Social Media and You

Social Media and You

When did being You stop being good enough?

When did being You, mean you were less important than others?

When did You become boring, with a less exciting life than others?

And when did we all suddenly have to compete with the rich and famous?

Social media has brought about the idea that we need to sensationalise everything we do. Massive highs, and incredible lows, just to share what is happening in our day to day lives.

Almost every person in the world goes about their life, their predominantly uneventful life. The same decisions on what to wear in the morning, the same commute to work, the same job, with the same people and then home to the same house, same family and same friends.

This mundane existence only interrupted by the occasional holiday, the weekend off, spending time with the family or friends. Enjoying the fruits of your efforts.
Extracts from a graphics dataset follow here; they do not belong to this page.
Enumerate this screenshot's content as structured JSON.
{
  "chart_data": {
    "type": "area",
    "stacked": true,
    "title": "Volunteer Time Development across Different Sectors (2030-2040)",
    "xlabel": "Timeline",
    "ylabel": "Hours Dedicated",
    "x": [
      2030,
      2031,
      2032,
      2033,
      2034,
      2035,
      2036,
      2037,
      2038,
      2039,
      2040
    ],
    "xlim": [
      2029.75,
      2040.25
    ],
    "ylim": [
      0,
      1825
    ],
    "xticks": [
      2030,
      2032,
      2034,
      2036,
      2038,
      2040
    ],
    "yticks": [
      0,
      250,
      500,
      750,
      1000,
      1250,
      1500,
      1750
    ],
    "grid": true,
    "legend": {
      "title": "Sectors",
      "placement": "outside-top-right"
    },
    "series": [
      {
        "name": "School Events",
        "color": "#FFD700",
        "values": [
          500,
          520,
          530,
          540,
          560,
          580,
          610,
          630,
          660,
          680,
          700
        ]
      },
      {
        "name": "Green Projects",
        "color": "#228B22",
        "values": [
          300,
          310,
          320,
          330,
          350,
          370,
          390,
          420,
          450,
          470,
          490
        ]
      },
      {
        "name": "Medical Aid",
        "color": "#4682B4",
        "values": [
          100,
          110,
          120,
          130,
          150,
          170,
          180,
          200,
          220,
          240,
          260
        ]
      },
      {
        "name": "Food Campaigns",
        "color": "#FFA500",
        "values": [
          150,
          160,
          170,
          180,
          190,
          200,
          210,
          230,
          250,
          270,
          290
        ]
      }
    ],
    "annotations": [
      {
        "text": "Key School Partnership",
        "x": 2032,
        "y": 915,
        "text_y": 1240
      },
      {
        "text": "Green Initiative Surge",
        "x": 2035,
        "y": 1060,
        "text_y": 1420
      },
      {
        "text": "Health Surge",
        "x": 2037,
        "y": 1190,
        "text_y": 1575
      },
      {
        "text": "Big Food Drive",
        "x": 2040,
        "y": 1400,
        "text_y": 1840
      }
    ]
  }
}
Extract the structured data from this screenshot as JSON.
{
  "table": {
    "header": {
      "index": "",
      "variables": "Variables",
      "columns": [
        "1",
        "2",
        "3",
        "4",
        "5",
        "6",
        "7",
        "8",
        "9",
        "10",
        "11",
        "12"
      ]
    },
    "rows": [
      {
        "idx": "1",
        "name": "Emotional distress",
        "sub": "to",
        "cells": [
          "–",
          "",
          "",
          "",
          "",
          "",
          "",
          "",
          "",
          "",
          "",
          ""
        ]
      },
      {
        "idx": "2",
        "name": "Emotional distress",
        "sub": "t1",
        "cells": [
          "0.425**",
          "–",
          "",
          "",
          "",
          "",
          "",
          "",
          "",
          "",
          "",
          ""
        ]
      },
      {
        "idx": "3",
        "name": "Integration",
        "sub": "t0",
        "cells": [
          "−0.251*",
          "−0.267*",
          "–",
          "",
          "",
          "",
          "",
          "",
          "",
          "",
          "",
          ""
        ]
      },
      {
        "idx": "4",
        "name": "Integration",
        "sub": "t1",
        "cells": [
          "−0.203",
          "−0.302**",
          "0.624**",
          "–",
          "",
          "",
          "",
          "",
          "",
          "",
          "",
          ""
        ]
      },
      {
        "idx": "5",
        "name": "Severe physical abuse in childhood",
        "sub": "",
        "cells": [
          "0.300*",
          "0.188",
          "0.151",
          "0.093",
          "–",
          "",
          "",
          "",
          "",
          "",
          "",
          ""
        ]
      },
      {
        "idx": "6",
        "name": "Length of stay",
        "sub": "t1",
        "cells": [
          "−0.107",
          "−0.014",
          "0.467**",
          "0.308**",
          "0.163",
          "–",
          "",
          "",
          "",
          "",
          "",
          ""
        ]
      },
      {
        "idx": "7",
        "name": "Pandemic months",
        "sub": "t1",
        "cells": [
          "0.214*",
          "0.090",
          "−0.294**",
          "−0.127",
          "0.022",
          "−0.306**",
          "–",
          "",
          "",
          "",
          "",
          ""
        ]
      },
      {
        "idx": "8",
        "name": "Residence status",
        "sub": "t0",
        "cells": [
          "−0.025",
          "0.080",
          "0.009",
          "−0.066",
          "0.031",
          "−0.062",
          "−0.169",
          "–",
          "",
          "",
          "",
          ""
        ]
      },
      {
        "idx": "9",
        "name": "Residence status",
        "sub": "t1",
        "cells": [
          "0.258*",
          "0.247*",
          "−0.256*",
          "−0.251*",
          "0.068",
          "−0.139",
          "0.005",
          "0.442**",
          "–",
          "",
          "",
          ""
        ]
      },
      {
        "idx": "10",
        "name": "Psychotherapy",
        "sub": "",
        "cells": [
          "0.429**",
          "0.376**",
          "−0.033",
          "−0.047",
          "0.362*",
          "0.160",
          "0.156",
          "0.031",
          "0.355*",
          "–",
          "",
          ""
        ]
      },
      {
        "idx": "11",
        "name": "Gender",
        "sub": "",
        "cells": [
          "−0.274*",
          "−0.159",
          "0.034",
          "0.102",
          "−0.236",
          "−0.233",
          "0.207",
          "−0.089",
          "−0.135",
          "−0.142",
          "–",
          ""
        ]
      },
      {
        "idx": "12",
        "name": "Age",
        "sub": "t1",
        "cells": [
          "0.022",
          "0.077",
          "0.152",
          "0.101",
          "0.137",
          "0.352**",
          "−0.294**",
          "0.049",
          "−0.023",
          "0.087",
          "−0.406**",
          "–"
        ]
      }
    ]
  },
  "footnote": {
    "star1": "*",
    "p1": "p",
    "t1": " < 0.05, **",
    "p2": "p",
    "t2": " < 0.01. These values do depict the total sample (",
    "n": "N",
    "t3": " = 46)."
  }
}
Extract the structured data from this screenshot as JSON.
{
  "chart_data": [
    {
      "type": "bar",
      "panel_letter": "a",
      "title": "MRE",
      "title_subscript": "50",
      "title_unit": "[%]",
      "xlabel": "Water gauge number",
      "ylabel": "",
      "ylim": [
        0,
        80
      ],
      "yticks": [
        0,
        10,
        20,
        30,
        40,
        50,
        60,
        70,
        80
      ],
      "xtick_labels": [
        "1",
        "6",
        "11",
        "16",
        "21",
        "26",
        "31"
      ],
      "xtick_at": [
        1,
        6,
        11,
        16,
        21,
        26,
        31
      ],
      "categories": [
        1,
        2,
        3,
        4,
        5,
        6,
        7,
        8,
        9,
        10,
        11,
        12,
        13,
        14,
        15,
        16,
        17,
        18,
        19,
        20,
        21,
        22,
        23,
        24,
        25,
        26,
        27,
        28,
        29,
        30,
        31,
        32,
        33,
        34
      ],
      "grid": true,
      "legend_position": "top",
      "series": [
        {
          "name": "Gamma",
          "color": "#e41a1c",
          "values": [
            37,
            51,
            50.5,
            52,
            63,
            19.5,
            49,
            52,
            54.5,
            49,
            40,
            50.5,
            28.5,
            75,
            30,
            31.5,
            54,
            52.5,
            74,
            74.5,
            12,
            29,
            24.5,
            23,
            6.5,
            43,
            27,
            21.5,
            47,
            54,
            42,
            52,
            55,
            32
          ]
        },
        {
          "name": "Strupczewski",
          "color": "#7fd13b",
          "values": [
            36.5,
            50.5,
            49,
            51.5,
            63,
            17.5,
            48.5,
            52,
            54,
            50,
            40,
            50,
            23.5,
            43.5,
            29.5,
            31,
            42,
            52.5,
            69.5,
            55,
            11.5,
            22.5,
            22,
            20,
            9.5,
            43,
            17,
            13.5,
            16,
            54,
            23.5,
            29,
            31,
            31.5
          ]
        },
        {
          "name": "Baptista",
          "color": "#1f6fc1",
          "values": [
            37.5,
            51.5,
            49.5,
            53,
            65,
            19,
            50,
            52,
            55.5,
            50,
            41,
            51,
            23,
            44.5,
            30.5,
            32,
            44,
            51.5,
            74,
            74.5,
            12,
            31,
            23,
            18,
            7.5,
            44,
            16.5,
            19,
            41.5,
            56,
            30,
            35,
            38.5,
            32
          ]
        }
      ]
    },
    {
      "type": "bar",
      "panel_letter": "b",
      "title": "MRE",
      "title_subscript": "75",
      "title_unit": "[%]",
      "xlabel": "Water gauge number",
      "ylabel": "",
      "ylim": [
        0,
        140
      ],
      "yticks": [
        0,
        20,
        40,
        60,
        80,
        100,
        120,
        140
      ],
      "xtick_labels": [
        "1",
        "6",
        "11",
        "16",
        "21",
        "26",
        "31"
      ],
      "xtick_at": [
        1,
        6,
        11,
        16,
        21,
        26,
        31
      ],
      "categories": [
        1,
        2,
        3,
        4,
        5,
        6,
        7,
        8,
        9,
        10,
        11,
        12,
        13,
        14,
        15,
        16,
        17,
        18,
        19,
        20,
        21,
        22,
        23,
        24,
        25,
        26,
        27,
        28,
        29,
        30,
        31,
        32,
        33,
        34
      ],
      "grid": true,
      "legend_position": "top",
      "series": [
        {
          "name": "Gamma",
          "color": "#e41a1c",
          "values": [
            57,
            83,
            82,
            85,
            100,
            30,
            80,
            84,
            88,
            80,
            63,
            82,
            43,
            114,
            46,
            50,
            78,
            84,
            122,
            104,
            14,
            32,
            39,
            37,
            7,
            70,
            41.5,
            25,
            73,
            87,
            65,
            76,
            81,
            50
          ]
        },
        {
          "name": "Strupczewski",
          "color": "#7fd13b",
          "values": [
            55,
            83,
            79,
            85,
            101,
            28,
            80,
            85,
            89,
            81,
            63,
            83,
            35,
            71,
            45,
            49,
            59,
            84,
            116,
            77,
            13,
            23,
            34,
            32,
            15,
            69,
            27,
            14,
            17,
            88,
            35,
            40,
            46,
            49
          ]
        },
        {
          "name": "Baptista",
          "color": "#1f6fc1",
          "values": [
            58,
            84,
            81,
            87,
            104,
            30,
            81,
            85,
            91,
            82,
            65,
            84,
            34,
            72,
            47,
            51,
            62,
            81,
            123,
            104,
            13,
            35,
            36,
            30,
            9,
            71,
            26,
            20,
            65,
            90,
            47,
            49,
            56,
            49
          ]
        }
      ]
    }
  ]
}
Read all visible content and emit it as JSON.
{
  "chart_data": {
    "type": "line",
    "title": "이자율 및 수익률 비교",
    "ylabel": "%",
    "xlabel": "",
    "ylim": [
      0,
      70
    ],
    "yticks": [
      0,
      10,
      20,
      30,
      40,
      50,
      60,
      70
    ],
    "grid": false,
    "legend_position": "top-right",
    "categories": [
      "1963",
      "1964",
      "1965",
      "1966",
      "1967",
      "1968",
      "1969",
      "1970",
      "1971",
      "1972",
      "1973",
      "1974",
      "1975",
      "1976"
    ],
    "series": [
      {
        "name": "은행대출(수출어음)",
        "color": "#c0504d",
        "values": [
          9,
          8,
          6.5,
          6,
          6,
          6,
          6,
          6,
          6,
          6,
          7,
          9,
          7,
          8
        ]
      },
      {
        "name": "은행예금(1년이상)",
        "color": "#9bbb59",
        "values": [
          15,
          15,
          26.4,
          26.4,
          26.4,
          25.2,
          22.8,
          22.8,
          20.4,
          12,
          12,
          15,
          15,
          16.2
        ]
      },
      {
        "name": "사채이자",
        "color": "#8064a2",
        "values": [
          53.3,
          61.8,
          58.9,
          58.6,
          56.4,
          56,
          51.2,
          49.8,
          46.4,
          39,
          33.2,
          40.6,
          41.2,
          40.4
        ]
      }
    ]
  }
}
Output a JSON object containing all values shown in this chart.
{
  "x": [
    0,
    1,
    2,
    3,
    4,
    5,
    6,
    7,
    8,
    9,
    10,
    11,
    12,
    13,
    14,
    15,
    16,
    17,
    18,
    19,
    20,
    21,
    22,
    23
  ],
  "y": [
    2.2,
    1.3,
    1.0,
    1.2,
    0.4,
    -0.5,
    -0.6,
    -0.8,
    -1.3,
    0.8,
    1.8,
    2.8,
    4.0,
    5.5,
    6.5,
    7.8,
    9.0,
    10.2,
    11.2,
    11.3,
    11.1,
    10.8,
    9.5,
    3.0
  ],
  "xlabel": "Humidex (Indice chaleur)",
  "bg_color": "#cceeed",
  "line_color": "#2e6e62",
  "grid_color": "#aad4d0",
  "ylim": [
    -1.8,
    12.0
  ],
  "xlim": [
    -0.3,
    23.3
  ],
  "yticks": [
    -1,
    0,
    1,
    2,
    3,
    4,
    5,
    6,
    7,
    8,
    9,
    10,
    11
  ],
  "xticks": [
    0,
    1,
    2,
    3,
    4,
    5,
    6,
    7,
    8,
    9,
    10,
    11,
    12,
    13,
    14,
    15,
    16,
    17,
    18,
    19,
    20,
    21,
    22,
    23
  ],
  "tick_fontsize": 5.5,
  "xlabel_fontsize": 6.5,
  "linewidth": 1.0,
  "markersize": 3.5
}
When did this stop being enough?

There has always for most been a slight jealousy at those around us. The friend with the better looking boyfriend or girlfriend, the better job or the nicer car.

For so many years, this type of jealousy was pretty harmless, as long as they didn’t rub their lifestyles in your face.

Now with the effective globalization of social media, that small group of friends, the small window into the lives of others has pretty much consumed us.

Surrounded constantly by images of the sensational in other peoples lives. We are forced to see both the ridiculously extravagant lifestyles of the rich and famous and the horrendous conditions those less fortunate in third world countries endure.

What’s wrong with that? you might ask.

SENSATIONALISM. This belief that we have to live a life as exciting and as indulged as celebrities, we have to look like they do, dress like them and have as many holidays as they do.

We live in a fault based society, as children we are thought to seek out our imperfections and where we fail in order to improve.

We look at the lives we see on social media, and forget who we are,  what we have achieved, looking on as we see what we perceive as normality and what we imagine our lives should be.

People all over the world, running themselves into debt, spending money they don’t have to have the latest phone, the nicest shoes and the holidays they see in magazines and on twitter.

The Gap of Self Acceptance, your sense of social entitlement and position is ever growing. That difference in who you think you are and who you think the world expects you to be. Ever widening. Causing stress, depression and anxiety.

People complaining they cannot afford the school books for their kids, or to pay the bills, yet still managing to have 2 cars and 4 family holidays a year. Justifying the actions because they needed a break or they work hard and deserve to have nice things.

The lesson in all of this?

Remember, behind every social media account, even the ones of the Kardashians, and the people who profess to be happy, there are arguments, there are illnesses and stresses. They may be different in ways than some of the stresses you as a normal 9 to 5 human being face, but they suffer in the same way.

I was told once by an old photographer, something that has stuck with me for a very long time.

Photographs catch the highs and the lows. The holidays and the parties, they even capture the worst moments in humanity. What’s important and is the measure of a good life, is what happens between the photographs. That’s were family is made.

How you choose to walk in the skin you wear is your choice. Why not embrace it.